Transparency can be the key to sustained trust between the people and their government, something that could help to overcome the problems outlined in this article.
Probably the strongest advantage democracies can have in the modern world is the power of civil society. In modern autocratic systems there might be some tolerance for criticism, but the daily business of governance remains isolated from the general population.
A democratic system, on the other hand, can include its citizens not only in decision making but also in policy formation. Scandinavian countries, for example, publish huge amounts of social and economic data, hoping to actively involve citizens in developing policy proposals via universities or think tanks.
Such systems can tap into the large innovative potential of its entire citizenry, something that could be a decisive edge in the competition with autocratic systems. The sobering news, however, seem to be that many Western democracies are currently more interested in emulating parts of the Asian model than reorienting themselves towards their potential advantages.

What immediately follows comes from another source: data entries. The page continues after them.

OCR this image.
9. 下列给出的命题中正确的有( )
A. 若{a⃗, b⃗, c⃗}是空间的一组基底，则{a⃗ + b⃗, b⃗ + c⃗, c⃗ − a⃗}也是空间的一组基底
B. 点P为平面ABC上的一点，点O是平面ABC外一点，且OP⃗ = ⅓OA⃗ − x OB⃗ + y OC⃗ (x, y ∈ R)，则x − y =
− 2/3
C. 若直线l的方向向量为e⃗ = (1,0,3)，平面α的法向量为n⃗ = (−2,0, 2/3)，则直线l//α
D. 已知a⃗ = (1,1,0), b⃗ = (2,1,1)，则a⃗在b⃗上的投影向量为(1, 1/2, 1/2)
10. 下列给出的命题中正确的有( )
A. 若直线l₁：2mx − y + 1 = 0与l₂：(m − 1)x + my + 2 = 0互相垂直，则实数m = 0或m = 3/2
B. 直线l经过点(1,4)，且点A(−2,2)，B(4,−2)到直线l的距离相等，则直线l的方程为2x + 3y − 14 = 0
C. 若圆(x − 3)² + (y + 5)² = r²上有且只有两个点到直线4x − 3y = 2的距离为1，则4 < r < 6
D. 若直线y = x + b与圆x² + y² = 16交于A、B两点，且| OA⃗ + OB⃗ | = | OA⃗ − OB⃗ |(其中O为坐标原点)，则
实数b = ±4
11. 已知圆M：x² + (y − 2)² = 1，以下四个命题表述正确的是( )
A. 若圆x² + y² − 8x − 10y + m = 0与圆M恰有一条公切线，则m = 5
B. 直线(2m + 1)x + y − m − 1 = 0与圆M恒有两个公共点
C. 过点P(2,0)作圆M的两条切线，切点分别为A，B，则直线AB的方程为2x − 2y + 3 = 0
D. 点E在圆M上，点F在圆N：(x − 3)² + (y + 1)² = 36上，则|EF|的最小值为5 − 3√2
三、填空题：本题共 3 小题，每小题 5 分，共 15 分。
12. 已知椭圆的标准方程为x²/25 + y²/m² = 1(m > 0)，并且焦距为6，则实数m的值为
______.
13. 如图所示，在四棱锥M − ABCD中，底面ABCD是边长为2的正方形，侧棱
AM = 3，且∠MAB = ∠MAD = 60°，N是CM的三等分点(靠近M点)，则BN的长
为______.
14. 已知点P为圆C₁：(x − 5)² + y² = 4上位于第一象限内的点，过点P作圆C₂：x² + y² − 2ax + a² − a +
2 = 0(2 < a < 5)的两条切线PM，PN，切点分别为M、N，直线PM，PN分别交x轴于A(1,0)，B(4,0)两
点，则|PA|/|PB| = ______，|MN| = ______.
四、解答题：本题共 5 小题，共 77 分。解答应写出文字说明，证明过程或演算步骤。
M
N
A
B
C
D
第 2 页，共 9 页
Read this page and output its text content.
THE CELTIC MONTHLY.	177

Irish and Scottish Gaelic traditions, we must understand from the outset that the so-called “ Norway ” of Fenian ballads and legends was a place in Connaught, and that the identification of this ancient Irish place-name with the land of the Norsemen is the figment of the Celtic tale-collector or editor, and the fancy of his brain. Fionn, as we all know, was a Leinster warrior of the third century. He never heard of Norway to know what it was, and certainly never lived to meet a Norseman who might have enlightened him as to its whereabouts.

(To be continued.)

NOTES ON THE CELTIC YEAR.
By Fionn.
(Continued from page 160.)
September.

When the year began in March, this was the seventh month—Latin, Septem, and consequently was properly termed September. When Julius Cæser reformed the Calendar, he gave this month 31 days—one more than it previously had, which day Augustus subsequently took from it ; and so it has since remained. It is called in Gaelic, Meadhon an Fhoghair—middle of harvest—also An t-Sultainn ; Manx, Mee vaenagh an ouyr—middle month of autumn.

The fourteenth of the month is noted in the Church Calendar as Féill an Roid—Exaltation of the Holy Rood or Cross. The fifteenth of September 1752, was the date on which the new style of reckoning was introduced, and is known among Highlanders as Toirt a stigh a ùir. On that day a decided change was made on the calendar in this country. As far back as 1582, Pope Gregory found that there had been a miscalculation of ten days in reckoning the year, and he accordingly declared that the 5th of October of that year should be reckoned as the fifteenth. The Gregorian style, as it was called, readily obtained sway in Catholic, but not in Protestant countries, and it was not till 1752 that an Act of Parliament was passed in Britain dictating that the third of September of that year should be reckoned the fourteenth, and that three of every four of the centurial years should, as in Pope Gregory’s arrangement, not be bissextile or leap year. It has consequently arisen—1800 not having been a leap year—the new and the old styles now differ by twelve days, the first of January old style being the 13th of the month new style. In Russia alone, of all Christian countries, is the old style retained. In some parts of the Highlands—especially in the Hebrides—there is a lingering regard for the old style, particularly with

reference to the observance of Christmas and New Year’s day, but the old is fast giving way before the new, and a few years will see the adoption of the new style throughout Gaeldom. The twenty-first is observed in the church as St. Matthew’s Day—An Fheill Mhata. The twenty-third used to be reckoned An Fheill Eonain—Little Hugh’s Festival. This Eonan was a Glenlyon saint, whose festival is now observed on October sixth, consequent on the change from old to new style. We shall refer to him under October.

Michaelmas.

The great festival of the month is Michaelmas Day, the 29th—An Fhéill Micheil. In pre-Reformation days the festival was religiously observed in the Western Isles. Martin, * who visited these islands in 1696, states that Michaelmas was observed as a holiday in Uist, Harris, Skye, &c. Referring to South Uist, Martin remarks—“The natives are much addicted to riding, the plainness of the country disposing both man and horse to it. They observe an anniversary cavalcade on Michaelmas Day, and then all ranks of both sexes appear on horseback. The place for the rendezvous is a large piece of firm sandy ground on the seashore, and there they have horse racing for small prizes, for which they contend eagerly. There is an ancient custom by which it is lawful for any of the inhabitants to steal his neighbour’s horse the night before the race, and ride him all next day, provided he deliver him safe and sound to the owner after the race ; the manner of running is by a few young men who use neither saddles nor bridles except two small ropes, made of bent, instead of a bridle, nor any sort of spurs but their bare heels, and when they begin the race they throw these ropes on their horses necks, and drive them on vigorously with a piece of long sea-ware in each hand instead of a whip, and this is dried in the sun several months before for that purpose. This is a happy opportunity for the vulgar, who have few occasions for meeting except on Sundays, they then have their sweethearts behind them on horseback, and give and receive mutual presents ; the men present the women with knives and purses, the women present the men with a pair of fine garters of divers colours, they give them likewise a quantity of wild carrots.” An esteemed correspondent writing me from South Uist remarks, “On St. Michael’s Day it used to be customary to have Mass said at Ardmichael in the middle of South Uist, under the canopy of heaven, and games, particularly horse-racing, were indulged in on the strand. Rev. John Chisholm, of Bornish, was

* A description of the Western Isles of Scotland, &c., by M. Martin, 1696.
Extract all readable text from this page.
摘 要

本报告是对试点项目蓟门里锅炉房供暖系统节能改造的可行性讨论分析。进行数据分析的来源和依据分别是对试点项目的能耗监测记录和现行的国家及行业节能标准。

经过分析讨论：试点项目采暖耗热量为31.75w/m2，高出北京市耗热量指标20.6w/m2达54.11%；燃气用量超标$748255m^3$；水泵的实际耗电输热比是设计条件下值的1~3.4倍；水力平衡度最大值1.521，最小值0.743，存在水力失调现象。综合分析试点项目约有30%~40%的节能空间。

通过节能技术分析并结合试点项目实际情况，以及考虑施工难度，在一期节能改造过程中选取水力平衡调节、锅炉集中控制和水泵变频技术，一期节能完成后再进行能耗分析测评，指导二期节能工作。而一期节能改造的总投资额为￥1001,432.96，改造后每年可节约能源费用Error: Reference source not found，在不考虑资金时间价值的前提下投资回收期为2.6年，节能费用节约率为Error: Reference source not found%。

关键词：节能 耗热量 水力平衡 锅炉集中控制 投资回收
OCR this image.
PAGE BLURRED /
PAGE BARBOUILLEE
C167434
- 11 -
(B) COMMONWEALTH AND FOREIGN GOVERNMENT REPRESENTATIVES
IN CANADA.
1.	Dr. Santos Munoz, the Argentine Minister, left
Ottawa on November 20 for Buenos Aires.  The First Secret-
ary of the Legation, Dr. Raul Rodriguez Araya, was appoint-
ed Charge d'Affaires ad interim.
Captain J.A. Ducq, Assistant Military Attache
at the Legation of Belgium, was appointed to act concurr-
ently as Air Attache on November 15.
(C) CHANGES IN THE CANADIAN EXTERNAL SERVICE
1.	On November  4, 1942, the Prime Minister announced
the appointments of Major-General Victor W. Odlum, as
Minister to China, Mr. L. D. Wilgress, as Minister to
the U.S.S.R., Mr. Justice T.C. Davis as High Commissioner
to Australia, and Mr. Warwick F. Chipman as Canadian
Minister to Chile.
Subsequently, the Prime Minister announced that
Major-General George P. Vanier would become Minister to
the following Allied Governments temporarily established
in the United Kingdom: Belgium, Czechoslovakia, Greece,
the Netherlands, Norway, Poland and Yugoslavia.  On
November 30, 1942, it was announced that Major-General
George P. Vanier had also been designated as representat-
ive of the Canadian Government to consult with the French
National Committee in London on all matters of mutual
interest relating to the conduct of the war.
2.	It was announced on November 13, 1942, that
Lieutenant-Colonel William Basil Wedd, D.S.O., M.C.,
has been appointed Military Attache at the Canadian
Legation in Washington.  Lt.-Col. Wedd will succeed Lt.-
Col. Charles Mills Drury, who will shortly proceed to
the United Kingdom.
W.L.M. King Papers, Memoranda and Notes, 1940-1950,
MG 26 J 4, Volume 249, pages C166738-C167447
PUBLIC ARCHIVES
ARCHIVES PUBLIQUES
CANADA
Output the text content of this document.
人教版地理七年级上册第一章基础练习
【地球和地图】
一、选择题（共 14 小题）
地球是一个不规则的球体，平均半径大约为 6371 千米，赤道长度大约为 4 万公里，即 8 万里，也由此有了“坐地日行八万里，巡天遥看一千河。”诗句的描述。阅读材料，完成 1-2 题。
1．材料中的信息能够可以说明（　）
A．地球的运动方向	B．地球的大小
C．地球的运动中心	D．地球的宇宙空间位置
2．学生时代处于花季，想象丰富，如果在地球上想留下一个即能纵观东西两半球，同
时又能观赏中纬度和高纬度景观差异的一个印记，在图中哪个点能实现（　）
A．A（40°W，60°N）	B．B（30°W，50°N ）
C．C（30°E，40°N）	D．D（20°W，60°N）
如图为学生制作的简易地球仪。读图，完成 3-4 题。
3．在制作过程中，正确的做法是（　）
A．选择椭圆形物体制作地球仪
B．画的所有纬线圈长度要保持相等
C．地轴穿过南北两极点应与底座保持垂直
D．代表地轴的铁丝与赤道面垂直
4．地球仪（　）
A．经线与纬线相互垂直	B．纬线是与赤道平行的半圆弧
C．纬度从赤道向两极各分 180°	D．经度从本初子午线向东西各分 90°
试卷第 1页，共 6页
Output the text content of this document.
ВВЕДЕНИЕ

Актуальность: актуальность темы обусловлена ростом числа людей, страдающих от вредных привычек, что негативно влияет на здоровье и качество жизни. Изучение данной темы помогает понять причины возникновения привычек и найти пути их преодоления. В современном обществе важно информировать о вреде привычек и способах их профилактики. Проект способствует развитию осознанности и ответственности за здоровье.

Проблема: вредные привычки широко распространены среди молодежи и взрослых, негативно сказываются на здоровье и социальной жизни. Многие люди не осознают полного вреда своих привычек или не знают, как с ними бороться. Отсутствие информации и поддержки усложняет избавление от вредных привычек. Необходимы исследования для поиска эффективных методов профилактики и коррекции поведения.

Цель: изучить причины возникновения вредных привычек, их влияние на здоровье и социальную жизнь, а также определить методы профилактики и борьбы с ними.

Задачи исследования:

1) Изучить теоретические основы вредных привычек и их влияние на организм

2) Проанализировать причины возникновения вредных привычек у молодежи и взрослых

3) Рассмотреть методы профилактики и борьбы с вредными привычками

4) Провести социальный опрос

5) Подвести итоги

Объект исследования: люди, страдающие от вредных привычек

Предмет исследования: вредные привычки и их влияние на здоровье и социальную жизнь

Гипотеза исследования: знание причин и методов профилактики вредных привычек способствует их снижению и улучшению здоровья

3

With few exceptions, civil society is declining in most Western societies and the e-revolution has not been able to compensate for the decrease in traditional forms of associations like clubs or charities. While there is strong evidence that a combination of online social networks and “physical” networks leads to durable associations and is thereby strengthening civil society, there is also evidence that the use of online media is weakening ties between individuals and can even lead to increased narcissism within a society.
It is again de Tocqueville who foresaw the risk of such a development: “It hides his descendants and separates his contemporaries from him; it throws him back for ever upon himself alone, and threatens in the end to confine him entirely within the solitude of his own heart”.
The fact that the risks for civil society were described more than two hundred years ago should give us hope for the future of democracy. Modern technology will not spell the end for democracy, if it can learn to use it to its advantage. Rediscovering the importance of networks that spring from civil society as an innovative counterforce to a hierarchical state would be a good starting point.